Ксантиппа со своего места не могла слышать ни единого слова из этой комедии в комедии, но она видела, как Сократ беззаботно стоял посреди враждебных ему людей; жена чувствовала, что громадное большинство присутствующих в театре перешло сегодня на сторону недругов Сократа и что даже не все сидевшие с ним в ложе были его искренними друзьями. Тут ею овладела непобедимая робость и она вздрогнула от испуга, когда за кулисами был подан сигнал начинать третий акт.
Действие быстро шло к концу. Ужасающий счет, по которому обязался платить сельский хозяин, был подан ко взысканию, но ученик софиста, с помощью хитрых изворотов, принуждает кредиторов удалиться ни с чем. Крестьянин торжествует. Однако тут оказывается, что его шустрый сынок научился у Сократа еще кое-чему, кроме безбожия и уменья превратно толковать законы. Он принимается колотить отца и при возрастающем негодовании публики заявляет, что, по законам природы, имеет право и даже обязан поколотить и родную мать, что и собирается исполнить, доказав на основании логики справедливость такого поступка.
Зрители давно перестали смеяться. В зале чувствовалось наступление критического момента. Ксантиппа сидела на своем месте ни жива, ни мертва, и едва удерживалась, чтобы не вскочить со скамьи и не крикнуть на весь театр: «Все это неправда; мой Сократ лучший из людей, когда-либо живших на свете!» Сам же Сократ, повернувшись спиною к сцене, спокойно смотрел на зрителей, как смотрит сторож маяка на бушующие морские волны. По рядам присутствующих, между тем, пробегал трепет ожидания. Зловещая тишина воцарилась в театре, где публика привыкла бесцеремонно выражать свое мнение. Какая кара обрушится на главу софистов за его безнравственность? Ксантиппа слышала, как о развязке пьесы возникали споры и составлялись пари. Тут избитый крестьянин поднялся с полу и заявил, что он намерен сжечь Сократа живьем в его собственном доме. И, как по мановению волшебства, зрители вышли из своего оцепенения; буря рукоплесканий и криков потрясла театр. Присутствующие, казалось, забыли, что сидят в театре. Они всецело отдались гневу против человека, не признававшего ни их богов, ни нравов, ни обычаев.
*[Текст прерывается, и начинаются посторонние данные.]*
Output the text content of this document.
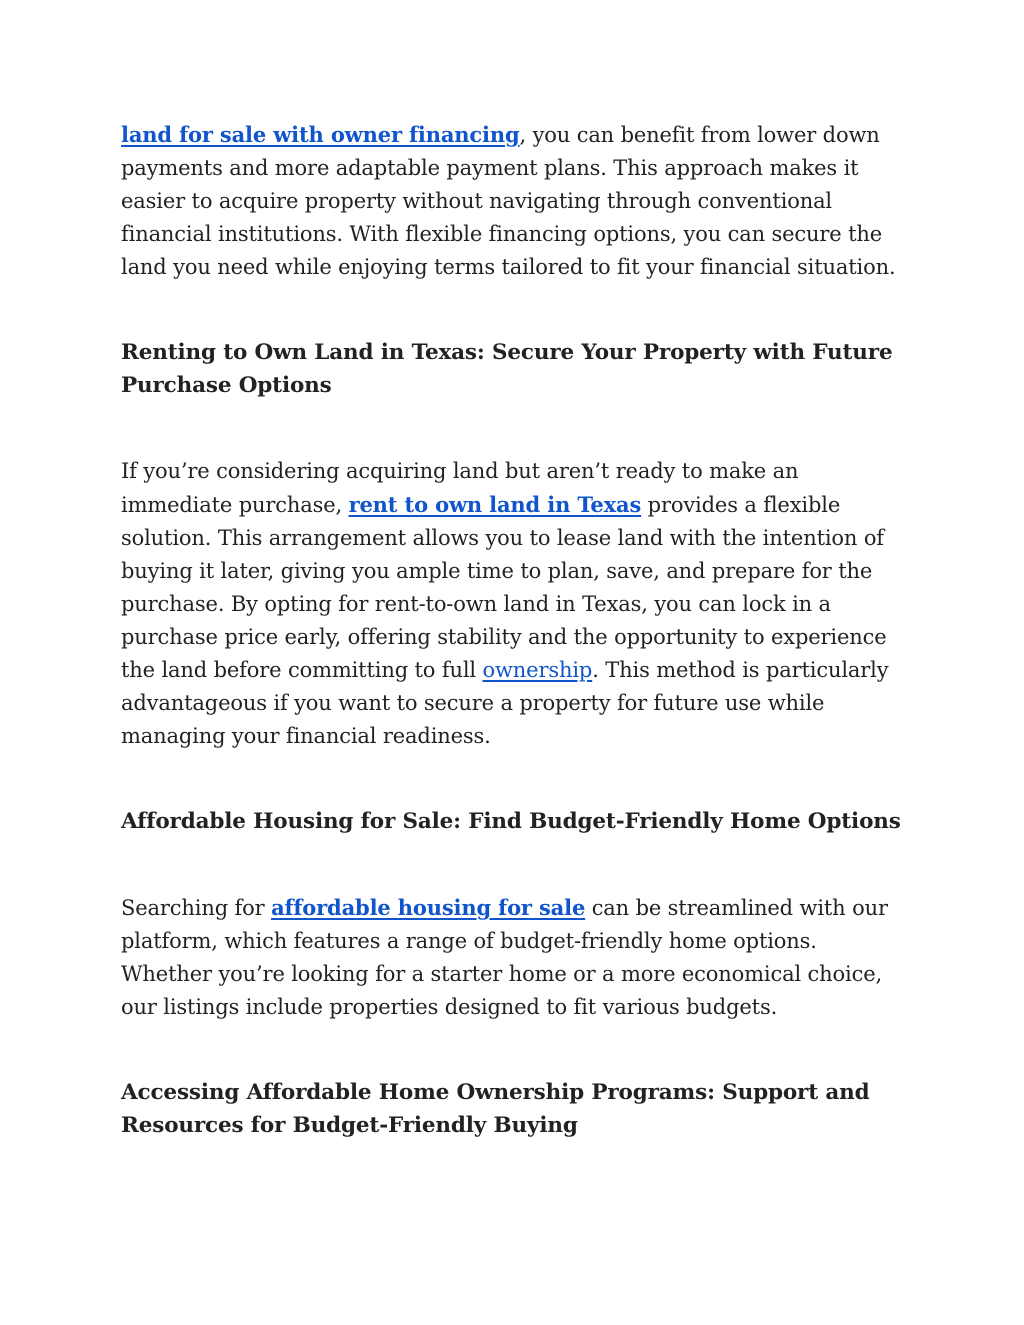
land for sale with owner financing, you can benefit from lower down payments and more adaptable payment plans. This approach makes it easier to acquire property without navigating through conventional financial institutions. With flexible financing options, you can secure the land you need while enjoying terms tailored to fit your financial situation.

Renting to Own Land in Texas: Secure Your Property with Future Purchase Options

If you’re considering acquiring land but aren’t ready to make an immediate purchase, rent to own land in Texas provides a flexible solution. This arrangement allows you to lease land with the intention of buying it later, giving you ample time to plan, save, and prepare for the purchase. By opting for rent-to-own land in Texas, you can lock in a purchase price early, offering stability and the opportunity to experience the land before committing to full ownership. This method is particularly advantageous if you want to secure a property for future use while managing your financial readiness.

Affordable Housing for Sale: Find Budget-Friendly Home Options

Searching for affordable housing for sale can be streamlined with our platform, which features a range of budget-friendly home options. Whether you’re looking for a starter home or a more economical choice, our listings include properties designed to fit various budgets.

Accessing Affordable Home Ownership Programs: Support and Resources for Budget-Friendly Buying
Тем временем действие шло своим чередом. Богатый крестьянин и его работники с факелами в руках уже успели окружить дом Сократа. С громкими криками, заставившими, наконец, умолкнуть бесновавшуюся публику, полезли они на «вольнодумию» и начали подкладывать огонь. Изнутри жилища философа раздались жалобные вопли и, минуту спустя, поддельный Сократ вылез на крышу, уселся с плачевным видом на карниз и заломил руки, между тем как со всех сторон вокруг него стали показываться язычки пламени. Ксантиппа была близка к обмороку, но не могла оторвать глаз от ужасного зрелища. Затаив дыхание, ожидали зрители, скоро ли рухнет дом безбожника.
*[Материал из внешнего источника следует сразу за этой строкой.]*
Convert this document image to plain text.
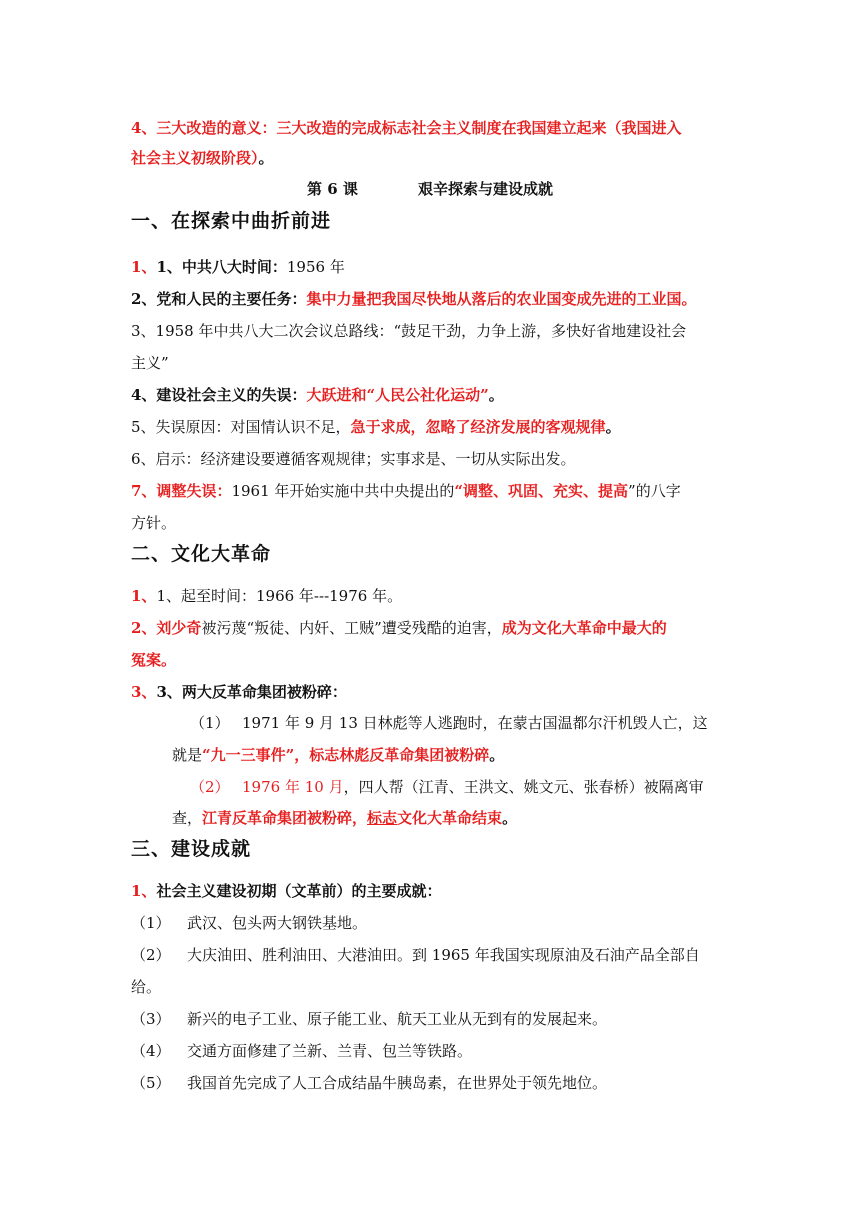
4、三大改造的意义：三大改造的完成标志社会主义制度在我国建立起来（我国进入
社会主义初级阶段）。
第 6 课	艰辛探索与建设成就
一、在探索中曲折前进
1、1、中共八大时间：1956 年
2、党和人民的主要任务：集中力量把我国尽快地从落后的农业国变成先进的工业国。
3、1958 年中共八大二次会议总路线：“鼓足干劲，力争上游，多快好省地建设社会
主义”
4、建设社会主义的失误：大跃进和“人民公社化运动”。
5、失误原因：对国情认识不足，急于求成，忽略了经济发展的客观规律。
6、启示：经济建设要遵循客观规律；实事求是、一切从实际出发。
7、调整失误：1961 年开始实施中共中央提出的“调整、巩固、充实、提高”的八字
方针。
二、文化大革命
1、1、起至时间：1966 年---1976 年。
2、刘少奇被污蔑“叛徒、内奸、工贼”遭受残酷的迫害，成为文化大革命中最大的
冤案。
3、3、两大反革命集团被粉碎：
（1） 1971 年 9 月 13 日林彪等人逃跑时，在蒙古国温都尔汗机毁人亡，这
就是“九一三事件”，标志林彪反革命集团被粉碎。
（2） 1976 年 10 月，四人帮（江青、王洪文、姚文元、张春桥）被隔离审
查，江青反革命集团被粉碎，标志文化大革命结束。
三、建设成就
1、社会主义建设初期（文革前）的主要成就：
（1） 武汉、包头两大钢铁基地。
（2） 大庆油田、胜利油田、大港油田。到 1965 年我国实现原油及石油产品全部自
给。
（3） 新兴的电子工业、原子能工业、航天工业从无到有的发展起来。
（4） 交通方面修建了兰新、兰青、包兰等铁路。
（5） 我国首先完成了人工合成结晶牛胰岛素，在世界处于领先地位。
В эту минуту, сверху из-за кулис раздались глухие голоса. Какой-то неопределенный шум слышался все ближе, ближе и вдруг по воздуху пронеслась громадная колесница с богинями софиста. Положив на плечо дождевые зонтики, они с веселым пением стали лить из своих леек спасительные струи воды на пылающее здание и на несчастного философа. «Облака» исполняли торжественным напевом заключительные строфы:
Тучка — рабыня, покорная Зевсу,
Гефест — его грубый служитель.
Смертный, послушайся нас и богохульство оставь!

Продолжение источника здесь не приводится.